The Key Point- Set-offs may be justified as long as the deduction is claimed in good faith and fully supported.
The Solution- Deal in good faith.
Q: I’m a produce receiver located in Chicago. I purchased a load of lemons FOB. The lemons arrived horribly distressed and we had to reject to the shipper. The rejection was supported with the temperature recorder and reefer download (both showing normal transportation) and a timely federal inspection certificate showing 29 percent condition defects. Now I’m at a $5,000 loss due to the freight expenses and the cost of the inspection. The shipper is not taking my phone calls or responding to emails. We do owe the shipper $6,000 on an unrelated invoice. Can I just short pay the invoice, so my losses are recouped? Please advise.
A: Set-offs against a seller’s invoice are typically permissible provided the deduction is claimed in good faith and fully supported.
We’ve received inquiries from buyers in similar situations who want to know if they can “set up” a follow-up transaction with a seller to recoup losses from a previous transaction. Setting up a trading partner in this way is, in our view, inconsistent with the requirements of good faith.
As used in our Guidelines, and consistent with Uniform Commercial Code (UCC) Sec. 1-304, “good faith” means honest intentions, fair dealing, and avoidance of practices that may mislead or deceive.

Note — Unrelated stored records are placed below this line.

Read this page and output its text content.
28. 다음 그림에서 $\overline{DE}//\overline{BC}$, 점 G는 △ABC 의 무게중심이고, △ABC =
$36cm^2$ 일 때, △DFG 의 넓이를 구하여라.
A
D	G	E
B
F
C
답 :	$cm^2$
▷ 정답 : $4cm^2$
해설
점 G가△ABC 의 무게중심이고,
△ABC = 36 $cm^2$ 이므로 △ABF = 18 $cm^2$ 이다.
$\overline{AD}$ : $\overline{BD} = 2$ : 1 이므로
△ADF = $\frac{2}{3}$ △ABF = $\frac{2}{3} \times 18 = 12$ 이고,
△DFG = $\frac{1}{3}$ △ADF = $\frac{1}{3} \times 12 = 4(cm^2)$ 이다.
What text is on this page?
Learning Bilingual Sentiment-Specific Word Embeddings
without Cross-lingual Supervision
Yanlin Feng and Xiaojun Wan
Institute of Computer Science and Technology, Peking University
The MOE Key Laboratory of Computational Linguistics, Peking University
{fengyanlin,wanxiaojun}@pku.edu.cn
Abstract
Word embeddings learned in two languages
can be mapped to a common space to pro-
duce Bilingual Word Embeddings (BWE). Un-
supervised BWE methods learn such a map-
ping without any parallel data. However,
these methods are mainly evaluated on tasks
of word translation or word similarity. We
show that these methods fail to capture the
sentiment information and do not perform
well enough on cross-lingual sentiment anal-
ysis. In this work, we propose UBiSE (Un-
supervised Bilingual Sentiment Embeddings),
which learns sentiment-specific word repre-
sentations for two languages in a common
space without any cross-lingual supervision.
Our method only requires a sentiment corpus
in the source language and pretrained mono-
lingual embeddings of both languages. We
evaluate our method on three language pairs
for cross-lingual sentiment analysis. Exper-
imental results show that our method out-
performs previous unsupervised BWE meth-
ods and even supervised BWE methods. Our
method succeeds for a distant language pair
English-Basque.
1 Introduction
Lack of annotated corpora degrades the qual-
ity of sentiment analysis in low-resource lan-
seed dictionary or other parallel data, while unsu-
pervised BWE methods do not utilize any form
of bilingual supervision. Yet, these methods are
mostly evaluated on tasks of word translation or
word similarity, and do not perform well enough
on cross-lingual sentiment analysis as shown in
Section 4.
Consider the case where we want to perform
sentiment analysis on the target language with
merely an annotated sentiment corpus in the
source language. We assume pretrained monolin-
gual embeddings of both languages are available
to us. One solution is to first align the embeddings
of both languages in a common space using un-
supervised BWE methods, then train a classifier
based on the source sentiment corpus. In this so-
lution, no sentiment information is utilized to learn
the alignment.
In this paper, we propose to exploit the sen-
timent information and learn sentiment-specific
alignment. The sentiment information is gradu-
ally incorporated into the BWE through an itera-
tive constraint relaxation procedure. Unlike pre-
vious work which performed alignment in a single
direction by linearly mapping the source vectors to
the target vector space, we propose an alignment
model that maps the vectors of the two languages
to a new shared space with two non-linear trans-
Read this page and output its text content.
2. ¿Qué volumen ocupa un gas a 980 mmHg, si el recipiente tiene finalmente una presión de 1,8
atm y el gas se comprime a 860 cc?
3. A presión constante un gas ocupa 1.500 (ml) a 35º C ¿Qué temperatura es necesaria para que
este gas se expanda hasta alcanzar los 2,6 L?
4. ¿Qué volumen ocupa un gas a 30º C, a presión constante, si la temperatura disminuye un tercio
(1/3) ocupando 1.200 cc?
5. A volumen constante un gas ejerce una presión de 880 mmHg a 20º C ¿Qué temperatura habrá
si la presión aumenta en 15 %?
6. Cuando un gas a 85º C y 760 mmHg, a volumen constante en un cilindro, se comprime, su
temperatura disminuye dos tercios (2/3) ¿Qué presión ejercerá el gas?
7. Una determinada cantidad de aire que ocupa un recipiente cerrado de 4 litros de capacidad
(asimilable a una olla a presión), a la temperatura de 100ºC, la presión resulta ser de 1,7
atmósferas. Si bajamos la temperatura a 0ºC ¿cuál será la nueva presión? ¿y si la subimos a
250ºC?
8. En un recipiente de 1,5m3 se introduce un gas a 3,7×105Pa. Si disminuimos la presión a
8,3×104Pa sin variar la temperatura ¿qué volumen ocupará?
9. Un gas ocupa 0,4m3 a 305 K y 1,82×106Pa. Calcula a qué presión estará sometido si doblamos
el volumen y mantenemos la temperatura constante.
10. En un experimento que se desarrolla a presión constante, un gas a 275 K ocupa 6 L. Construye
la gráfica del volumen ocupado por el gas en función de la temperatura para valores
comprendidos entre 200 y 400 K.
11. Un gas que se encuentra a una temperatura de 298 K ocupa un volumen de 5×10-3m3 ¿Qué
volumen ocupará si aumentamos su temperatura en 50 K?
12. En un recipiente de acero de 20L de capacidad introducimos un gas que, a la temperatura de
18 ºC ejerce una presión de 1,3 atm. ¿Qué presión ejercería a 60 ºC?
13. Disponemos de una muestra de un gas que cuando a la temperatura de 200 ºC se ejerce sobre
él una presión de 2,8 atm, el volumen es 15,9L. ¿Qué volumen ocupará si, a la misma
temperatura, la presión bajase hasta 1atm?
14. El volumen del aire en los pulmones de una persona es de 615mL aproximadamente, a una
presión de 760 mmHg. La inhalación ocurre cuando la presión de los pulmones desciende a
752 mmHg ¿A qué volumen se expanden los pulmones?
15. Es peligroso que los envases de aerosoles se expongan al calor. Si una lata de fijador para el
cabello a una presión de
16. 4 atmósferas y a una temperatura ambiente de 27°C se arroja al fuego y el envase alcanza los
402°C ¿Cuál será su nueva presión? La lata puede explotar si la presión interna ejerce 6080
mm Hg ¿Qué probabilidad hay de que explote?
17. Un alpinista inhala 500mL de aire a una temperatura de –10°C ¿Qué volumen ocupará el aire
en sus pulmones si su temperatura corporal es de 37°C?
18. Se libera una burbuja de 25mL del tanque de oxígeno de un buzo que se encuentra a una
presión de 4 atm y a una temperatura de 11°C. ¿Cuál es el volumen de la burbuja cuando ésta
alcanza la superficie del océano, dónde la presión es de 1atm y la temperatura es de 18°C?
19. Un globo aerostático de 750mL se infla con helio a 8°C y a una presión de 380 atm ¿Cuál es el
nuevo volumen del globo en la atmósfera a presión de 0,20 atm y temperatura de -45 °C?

The UCC, which generally applies to the sale of goods (including produce) throughout the United States, provides that every contract imposes an obligation of good faith (Sec. 1-304). Further, PACA regulations define “good faith” as “honesty in fact and observance of reasonable commercial standards of fair dealing in the trade.” (7 CFR 46.2 (hh)).

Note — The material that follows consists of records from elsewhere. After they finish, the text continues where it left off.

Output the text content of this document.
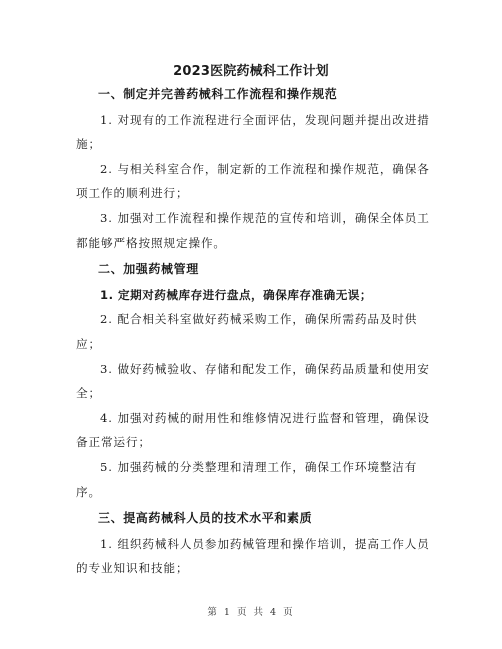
2023医院药械科工作计划
一、制定并完善药械科工作流程和操作规范
1. 对现有的工作流程进行全面评估，发现问题并提出改进措
施；
2. 与相关科室合作，制定新的工作流程和操作规范，确保各
项工作的顺利进行；
3. 加强对工作流程和操作规范的宣传和培训，确保全体员工
都能够严格按照规定操作。
二、加强药械管理
1. 定期对药械库存进行盘点，确保库存准确无误；
2. 配合相关科室做好药械采购工作，确保所需药品及时供
应；
3. 做好药械验收、存储和配发工作，确保药品质量和使用安
全；
4. 加强对药械的耐用性和维修情况进行监督和管理，确保设
备正常运行；
5. 加强药械的分类整理和清理工作，确保工作环境整洁有
序。
三、提高药械科人员的技术水平和素质
1. 组织药械科人员参加药械管理和操作培训，提高工作人员
的专业知识和技能；
第 1 页 共 4 页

Arranging a transaction with a trading partner with the secret intention of withholding payment as a means of recouping losses strikes us as contrary to any standard of good faith dealing.
In your scenario, however, because the $6,000 you owe the supplier for a separate transaction arose in the normal course of business, your $5,000 set-off is usually permissible unless prohibited by a specific agreement between both parties.